As a mismatch provider, I want the Mismatch Finder to ignore mismatches from my previous uploads that have already been reviewed in order to not have to remove these mismatches from my upload.
Problem:
Currently previously reviewed mismatches will show up again if it they are reuploaded and will have to be reviewed again. This is not a good use of reviewer time. We can solve this issue by simply ignoring intentional mismatches in new uploads that we already have marked as reviewed in previous uploads. This will only apply to the exact same mismatches (i.e. only the expiry date can be different) from the same mismatch provider.
(Removing the already reviewed mismatches by the mismatch provider is possible now that they have access to the review decisions T329156 . However this is additional work we're putting on uploaders that should be avoided.)
BDD
GIVEN Mismatch upload
AND a previous reviewed mismatch
WHEN an exact match of a previous mismatch is uploaded that only differs in the expiry date
THEN it is not imported into the mismatch store
Acceptance criteria:
- We only drop mismatches that have previously been reviewed. Mismatches that have not been previously reviewed are imported again, potentially creating duplicates.

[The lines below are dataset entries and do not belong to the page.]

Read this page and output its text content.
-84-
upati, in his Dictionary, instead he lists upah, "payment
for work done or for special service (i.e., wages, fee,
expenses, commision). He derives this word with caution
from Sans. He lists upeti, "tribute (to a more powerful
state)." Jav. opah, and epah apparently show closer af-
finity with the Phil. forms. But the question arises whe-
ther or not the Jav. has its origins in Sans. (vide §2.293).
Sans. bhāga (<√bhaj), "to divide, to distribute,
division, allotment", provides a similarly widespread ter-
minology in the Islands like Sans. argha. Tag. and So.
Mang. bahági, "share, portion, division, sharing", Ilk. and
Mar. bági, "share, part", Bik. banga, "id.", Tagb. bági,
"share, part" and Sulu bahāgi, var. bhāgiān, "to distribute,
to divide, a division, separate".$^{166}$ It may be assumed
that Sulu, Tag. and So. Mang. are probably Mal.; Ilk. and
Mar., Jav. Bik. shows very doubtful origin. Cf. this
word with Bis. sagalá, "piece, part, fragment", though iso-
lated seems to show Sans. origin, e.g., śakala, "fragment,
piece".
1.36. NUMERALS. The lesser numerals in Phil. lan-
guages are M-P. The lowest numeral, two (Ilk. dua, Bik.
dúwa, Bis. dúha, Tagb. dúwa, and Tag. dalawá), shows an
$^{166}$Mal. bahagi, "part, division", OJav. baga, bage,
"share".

- This should only apply to comparisons between mismatches by the same mismatch provider
- A benchmark for 250 uploads is established and during Product Verification it is decided if the import time is something we want to track
Tech notes
Before the change is made, let's check to see how long it takes to upload 250 mismatches as a benchmark for comparison when this change is made.
Product to review the discrepancy of time once the change is made.
Original ticket
Several people have now set up workflows to automate uploading mismatches to the Mismatch Finder every x weeks. If a mismatch has been uploaded in week 1 and is being reviewed in week 2 as being an intentional mismatch it means that neither the external source nor Wikidata has been adjusted so the two values match. The mismatch will show up again in the next upload in week 3 and will have to be reviewed again. This is not a good use of reviewer time.
Removing the already reviewed mismatches by the mismatch provider is possible once T329156 is fixed and they have access to the review decisions. However this is additional work we're putting on them that should be avoided.
We can solve this issue by simply ignoring mismatches in new uploads that we already have marked as reviewed in previous uploads.